The argument X must be a point pattern (object of class "ppp") or any data that are acceptable to as.ppp. It must be a marked point pattern, and the mark vector X$marks must be a factor. The argument will be interpreted as a level of the factor X$marks. (Warning: this means that an integer value i=3 will be interpreted as the number 3, not the 3rd smallest level.)

The ``dot-type'' (type \(i\) to any type) nearest neighbour distance distribution function of a multitype point process is the cumulative distribution function \(G_{i\bullet}(r)\) of the distance from a typical random point of the process with type \(i\) the nearest other point of the process, regardless of type.

An estimate of \(G_{i\bullet}(r)\) is a useful summary statistic in exploratory data analysis of a multitype point pattern. If the type \(i\) points were independent of all other points, then \(G_{i\bullet}(r)\) would equal \(G_{ii}(r)\), the nearest neighbour distance distribution function of the type \(i\) points alone. For a multitype Poisson point process with total intensity \(\lambda\), we have $$G_{i\bullet}(r) = 1 - e^{ - \lambda \pi r^2} $$ Deviations between the empirical and theoretical \(G_{i\bullet}\) curves may suggest dependence of the type \(i\) points on the other points.

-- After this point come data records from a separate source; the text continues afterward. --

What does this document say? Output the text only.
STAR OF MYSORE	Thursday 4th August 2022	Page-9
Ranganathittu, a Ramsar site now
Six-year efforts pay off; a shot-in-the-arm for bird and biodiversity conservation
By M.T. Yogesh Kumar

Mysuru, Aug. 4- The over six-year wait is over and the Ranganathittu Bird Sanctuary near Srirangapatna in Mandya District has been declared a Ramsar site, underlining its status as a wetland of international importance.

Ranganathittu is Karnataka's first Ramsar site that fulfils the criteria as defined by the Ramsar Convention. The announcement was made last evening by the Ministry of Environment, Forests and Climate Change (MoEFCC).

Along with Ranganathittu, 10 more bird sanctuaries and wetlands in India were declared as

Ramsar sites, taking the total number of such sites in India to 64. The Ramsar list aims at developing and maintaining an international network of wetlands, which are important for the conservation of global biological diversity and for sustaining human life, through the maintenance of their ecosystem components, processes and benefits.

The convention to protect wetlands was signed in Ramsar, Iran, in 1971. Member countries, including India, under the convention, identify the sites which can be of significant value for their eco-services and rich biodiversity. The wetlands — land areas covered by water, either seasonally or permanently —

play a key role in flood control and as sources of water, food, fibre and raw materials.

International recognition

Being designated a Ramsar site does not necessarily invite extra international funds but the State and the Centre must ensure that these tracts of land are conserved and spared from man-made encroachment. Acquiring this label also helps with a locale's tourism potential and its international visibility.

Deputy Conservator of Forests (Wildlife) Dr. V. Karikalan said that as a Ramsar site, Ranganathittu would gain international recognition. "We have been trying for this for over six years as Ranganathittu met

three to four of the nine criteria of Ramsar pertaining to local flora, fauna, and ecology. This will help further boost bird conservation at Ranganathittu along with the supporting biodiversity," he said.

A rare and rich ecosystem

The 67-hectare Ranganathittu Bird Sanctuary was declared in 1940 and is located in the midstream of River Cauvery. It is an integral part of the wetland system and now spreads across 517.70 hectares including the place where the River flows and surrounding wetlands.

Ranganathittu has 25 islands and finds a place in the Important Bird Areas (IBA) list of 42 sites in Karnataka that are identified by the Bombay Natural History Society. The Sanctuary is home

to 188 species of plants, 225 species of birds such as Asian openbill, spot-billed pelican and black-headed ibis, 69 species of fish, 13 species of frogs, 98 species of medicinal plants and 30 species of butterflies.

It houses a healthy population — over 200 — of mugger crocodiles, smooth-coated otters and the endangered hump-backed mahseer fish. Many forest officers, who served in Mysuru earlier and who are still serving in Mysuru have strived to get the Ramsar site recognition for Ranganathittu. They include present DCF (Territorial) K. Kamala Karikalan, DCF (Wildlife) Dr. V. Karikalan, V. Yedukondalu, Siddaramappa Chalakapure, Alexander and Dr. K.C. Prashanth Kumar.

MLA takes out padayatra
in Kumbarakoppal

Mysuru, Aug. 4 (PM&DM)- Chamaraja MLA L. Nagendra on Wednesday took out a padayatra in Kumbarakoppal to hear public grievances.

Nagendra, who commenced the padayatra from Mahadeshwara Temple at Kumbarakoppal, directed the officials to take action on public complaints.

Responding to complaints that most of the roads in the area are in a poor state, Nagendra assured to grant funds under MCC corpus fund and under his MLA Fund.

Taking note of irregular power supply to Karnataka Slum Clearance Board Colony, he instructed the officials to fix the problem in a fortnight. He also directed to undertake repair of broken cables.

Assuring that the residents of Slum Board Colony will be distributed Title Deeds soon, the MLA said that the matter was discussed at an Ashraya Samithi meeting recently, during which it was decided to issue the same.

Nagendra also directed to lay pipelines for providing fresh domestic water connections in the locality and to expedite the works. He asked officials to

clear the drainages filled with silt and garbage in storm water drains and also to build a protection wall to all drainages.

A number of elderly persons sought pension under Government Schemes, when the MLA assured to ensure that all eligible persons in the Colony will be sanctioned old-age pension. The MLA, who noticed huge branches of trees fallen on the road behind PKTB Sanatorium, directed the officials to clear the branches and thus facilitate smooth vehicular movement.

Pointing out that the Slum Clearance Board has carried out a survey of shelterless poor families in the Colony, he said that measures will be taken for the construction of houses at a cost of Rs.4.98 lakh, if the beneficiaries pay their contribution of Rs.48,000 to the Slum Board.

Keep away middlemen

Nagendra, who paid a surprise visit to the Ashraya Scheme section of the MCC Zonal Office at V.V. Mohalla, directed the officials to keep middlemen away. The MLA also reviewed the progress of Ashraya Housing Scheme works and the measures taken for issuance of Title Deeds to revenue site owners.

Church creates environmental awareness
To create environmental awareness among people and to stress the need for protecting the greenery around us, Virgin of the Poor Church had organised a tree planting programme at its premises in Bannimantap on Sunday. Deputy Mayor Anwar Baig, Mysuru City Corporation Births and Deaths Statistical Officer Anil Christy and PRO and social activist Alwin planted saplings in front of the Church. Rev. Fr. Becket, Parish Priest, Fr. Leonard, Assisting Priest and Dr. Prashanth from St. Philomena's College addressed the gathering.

This algorithm estimates the distribution function \(G_{i\bullet}(r)\) from the point pattern X. It assumes that X can be treated as a realisation of a stationary (spatially homogeneous) random spatial point process in the plane, observed through a bounded window. The window (which is specified in X as Window(X)) may have arbitrary shape. Biases due to edge effects are treated in the same manner as in Gest.

The argument r is the vector of values for the distance \(r\) at which \(G_{i\bullet}(r)\) should be evaluated. It is also used to determine the breakpoints (in the sense of hist) for the computation of histograms of distances. The reduced-sample and Kaplan-Meier estimators are computed from histogram counts. In the case of the Kaplan-Meier estimator this introduces a discretisation error which is controlled by the fineness of the breakpoints.

First-time users would be strongly advised not to specify r. However, if it is specified, r must satisfy r[1] = 0, and max(r) must be larger than the radius of the largest disc contained in the window. Furthermore, the successive entries of r must be finely spaced.

The algorithm also returns an estimate of the hazard rate function, \(\lambda(r)\), of \(G_{i\bullet}(r)\). This estimate should be used with caution as \(G_{i\bullet}(r)\) is not necessarily differentiable.

The naive empirical distribution of distances from each point of the pattern X to the nearest other point of the pattern, is a biased estimate of \(G_{i\bullet}\). However this is also returned by the algorithm, as it is sometimes useful in other contexts. Care should be taken not to use the uncorrected empirical \(G_{i\bullet}\) as if it were an unbiased estimator of \(G_{i\bullet}\).